Cracraft’s mother and sisters will also be traveling from Jacksonville to attend the Memorial Service.
Friend Kari Cobham of the Pirate and Treasure Museum said she used to talk to Cracraft almost every day and continues to feel deep grief over the loss.
“Doug and his drums were an integral part of the tapestry of downtown St. Augustine. There were many days when he set up along Fort Alley that we people-watched and talked music and writing. I’ll miss those conversations; I’ll miss Doug.”
Local social worker and activist Terry Buckenmeyer was also a friend of Cracraft’s and another who describes him as “a quiet, gentle soul who was soft-spoken and well-read.”
Buckenmeyer said Cracraft liked his camp a ways away from others and had a good-sized collection of books stored there.
“He was not a panhandler, but earned his money by collecting cans and playing his bongos for donations. He kept to himself and was kind of a loner, but he still had an impact on those who knew him,” Buckenmeyer said.
Downtown residents also fondly recall Cracraft’s relationship with a squirrel on Fort Alley who would come out and sit nearby while Cracraft played.
Dennis Maloney, a second Lieutenant with the local Civil Air Patrol often walks his dogs downtown. He said Cracraft could often be seen playing his bongos on Fort Alley, riding his bike on U.S. 1, or on East San Carlos coming from a homeless camp near Usina Bridge.

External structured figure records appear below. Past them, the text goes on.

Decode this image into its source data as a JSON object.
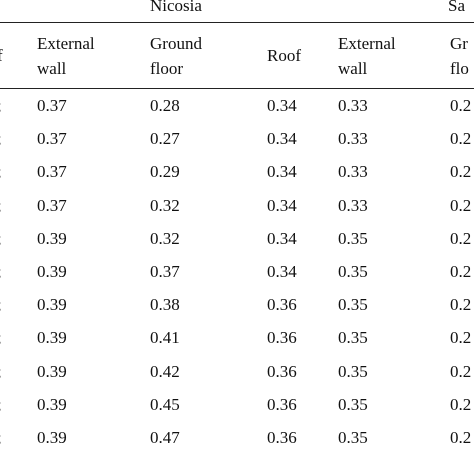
{
  "table": {
    "group_headers": [
      "Nicosia",
      "Sa"
    ],
    "column_headers": [
      [
        "f"
      ],
      [
        "External",
        "wall"
      ],
      [
        "Ground",
        "floor"
      ],
      [
        "Roof"
      ],
      [
        "External",
        "wall"
      ],
      [
        "Gr",
        "flo"
      ]
    ],
    "rows": [
      [
        ";",
        "0.37",
        "0.28",
        "0.34",
        "0.33",
        "0.2"
      ],
      [
        ";",
        "0.37",
        "0.27",
        "0.34",
        "0.33",
        "0.2"
      ],
      [
        ";",
        "0.37",
        "0.29",
        "0.34",
        "0.33",
        "0.2"
      ],
      [
        ";",
        "0.37",
        "0.32",
        "0.34",
        "0.33",
        "0.2"
      ],
      [
        ";",
        "0.39",
        "0.32",
        "0.34",
        "0.35",
        "0.2"
      ],
      [
        ";",
        "0.39",
        "0.37",
        "0.34",
        "0.35",
        "0.2"
      ],
      [
        ";",
        "0.39",
        "0.38",
        "0.36",
        "0.35",
        "0.2"
      ],
      [
        ";",
        "0.39",
        "0.41",
        "0.36",
        "0.35",
        "0.2"
      ],
      [
        ";",
        "0.39",
        "0.42",
        "0.36",
        "0.35",
        "0.2"
      ],
      [
        ";",
        "0.39",
        "0.45",
        "0.36",
        "0.35",
        "0.2"
      ],
      [
        ";",
        "0.39",
        "0.47",
        "0.36",
        "0.35",
        "0.2"
      ]
    ]
  }
}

Others posted on Facebook wanting to express their grief, and fond memories of Cracraft.
“I am very sad to hear that Doug was murdered,” wrote Sondra Gabriel. I often him riding his bike around town, and talked with him a few times. I will miss him.”
Another emailed, “Doug was part of the fabric of the community. I don’t think unless someone lives here in St. Augustine, they could understand how tightly interwoven we are as a community. Yes, Mr. Cracraft was homeless, but he was a human being and he was also one of our own. He didn’t cause any trouble for anyone… I am very grieved.”

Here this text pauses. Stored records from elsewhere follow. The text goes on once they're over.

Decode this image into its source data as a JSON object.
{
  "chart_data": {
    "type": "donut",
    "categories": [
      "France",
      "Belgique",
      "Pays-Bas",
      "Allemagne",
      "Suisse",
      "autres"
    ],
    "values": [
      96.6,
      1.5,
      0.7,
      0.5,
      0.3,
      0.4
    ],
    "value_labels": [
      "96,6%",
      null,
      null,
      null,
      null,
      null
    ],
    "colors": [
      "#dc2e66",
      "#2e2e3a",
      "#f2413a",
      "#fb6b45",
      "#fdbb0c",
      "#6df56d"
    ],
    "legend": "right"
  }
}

Gili Riedel Lochner wrote, “I remember him too. He was soft spoken and polite. He collected aluminum cans from one of my friend’s businesses down there.”

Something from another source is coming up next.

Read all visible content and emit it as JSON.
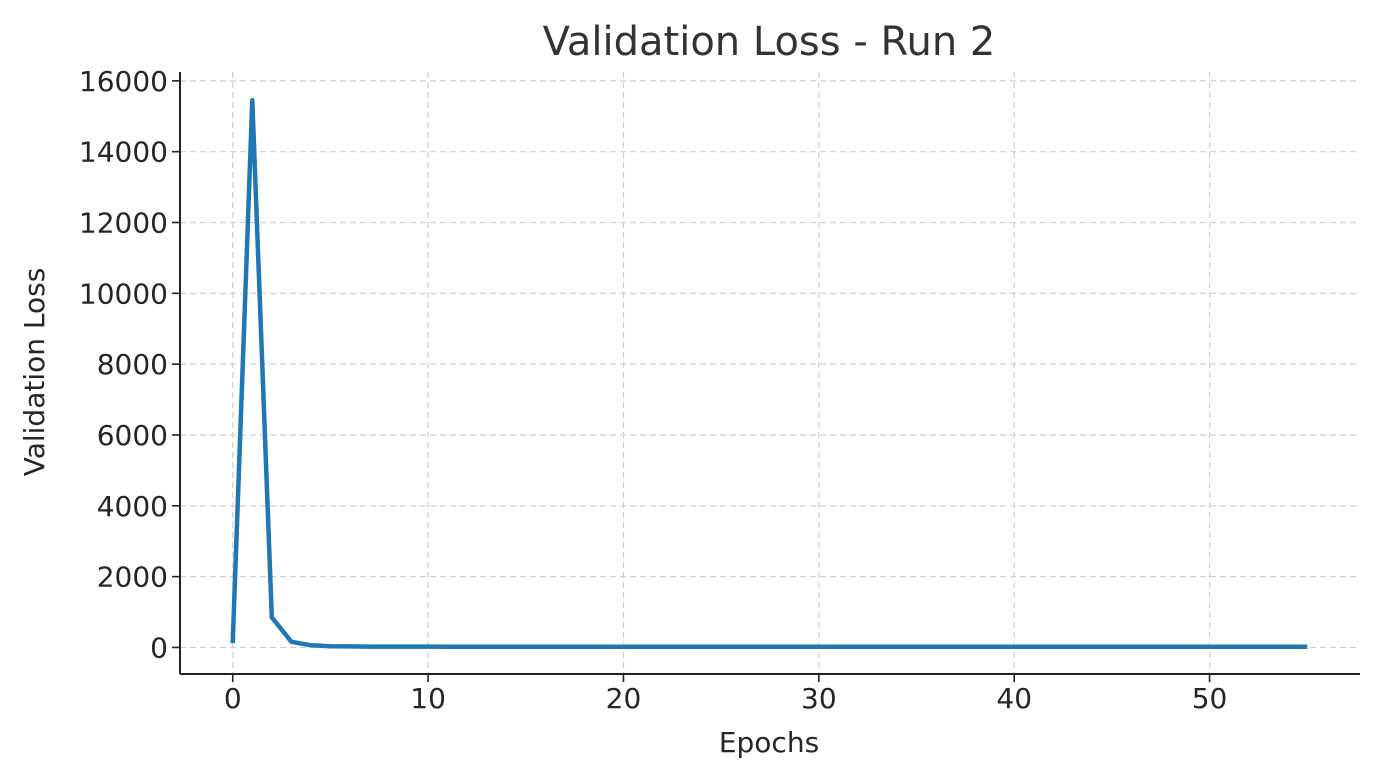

Many readers were angered and disturbed by the way Cracraft died.
Keith Mitchell, a waiter in a downtown restaurant near where Cracraft played wrote in an email, “I can’t imagine anyone harming Doug. It just doesn’t make good sense. I still feel sick over this.”
Maloney added, “Doug seemed like a solitary guy who didn’t bother anybody. He didn’t deserve this end.”
Arrested and charged with Cracraft’s death is Matthew Steven Horn, 43, who is listed as “homeless, St. Augustine” on the booking log at the St. Johns County Jail:http://www.sjso.org/inmate_search_warrants.aspx
Horn remains in the county jail without bond and is charged with willful homicide. According to St. Augustine Police Department spokesman Mark Sampson – it could take up to a year before Horn faces trial for Cracraft’s murder.
Sampson said while there has been no actual confession from Horn, details have emerged in the case that point to Horn possibly murdering Cracraft over a soiled cot that Cracraft fell asleep on, and that the crime was alcohol-induced.
Sampson said the case is one of 19 homicides in St. Johns County currently being processed by the State Attorney’s Office – but noted these were not all new or recent crimes.